Shopping widget mania — Seattle’s Mpire is rolling out about 80 new e-commerce “widgets,” which allow bloggers and publishers to post shopping related content on their sites and make money by passing leads onto Amazon.com and eBay. More details here, by John Cook. The company is similar to Tumri (see our coverage).
Child porn ring on Second Life — Bizarre, but serious.

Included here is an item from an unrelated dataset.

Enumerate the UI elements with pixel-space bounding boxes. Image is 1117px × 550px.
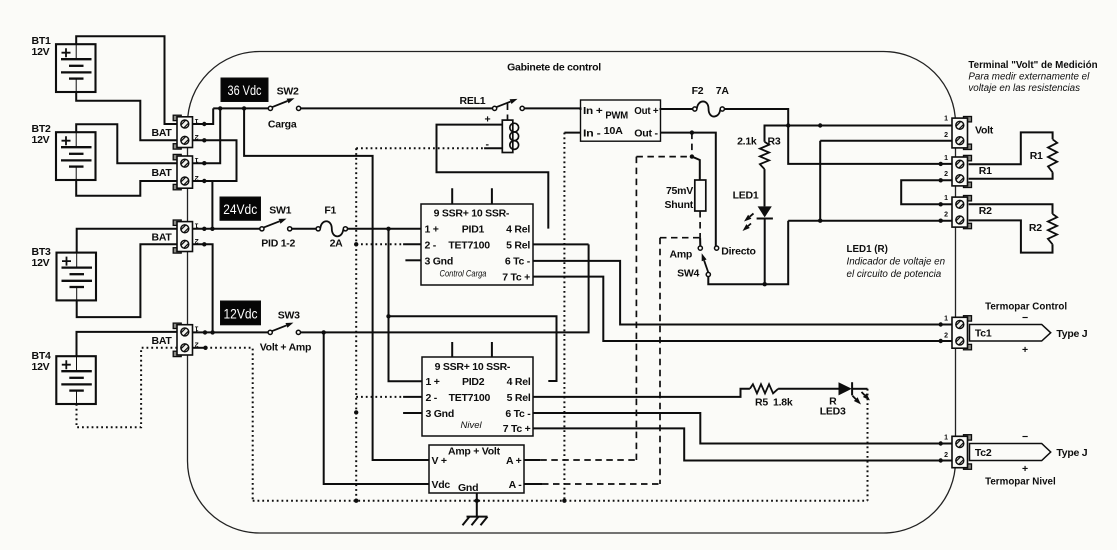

Wallstrip, a financial video site, sold for $5M? — So say the rumors, but venture capitalist Fred Wilson is emphatic he did not invest $500,000 into the company.
Amazon’s stealth company, Lab126 — The company appears to be focused on digital media for consumer electronic devices. And its president is Gregg Zehr who was VP of Hardware Engineering at PalmOne, VP Engineering at VA Linux and VP PowerBook Engineering at Apple.
Car engine redesign may reduce pollution — See story here, about Purdue researchers who say they’ve created the first computational model to track engine performance from one combustion cycle to the next for a new type of engine that could dramatically reduce oil consumption.
Clean-tech sector summarized — Here is a good summary of details from the Lux Report.
China is out of control — Pundits have been shouting “China bubble” for years, only to see China keep growing with no major setback. This time, though, the mania has hit and China appears headed into the equivalent of Silicon Valley’s euphoric bubble and burst. The stock market has tripled in value since early 2006, and is up 51 percent this year. There’s talk of shares in China’s Bank of Communications jumping 50 percent on first-day IPO trading Tuesday.
Blackstone’s bridge too far? — Orbitz, Blackstone’s latest IPO candidate, does look shaky. See Gigaom story here.
Google’s strategy in three words: “Our next strategy evolution is to really think about three components,” Mr. Schmidt said, in comments picked up widely. “Search, ads and apps.”
Who’s afraid of Google? — That’s the headline screaming from the San Francisco Chronicle, featuring a graphic of a scary Google creature. The real answer, of course, is that Chron itself just as scared of Google as the start-ups it writes about — reeling from a decline in advertising and more layoffs.
iPhones coming earlier — They’re already being sold on eBay for more than $1,000, and apparently coming June 14 or earlier
Blackberry fans, check out the Curve — Slimmer than the 8800, but fatter than the Pearl. Details here. No launch date or pricing yet, but it will launch with AT&T.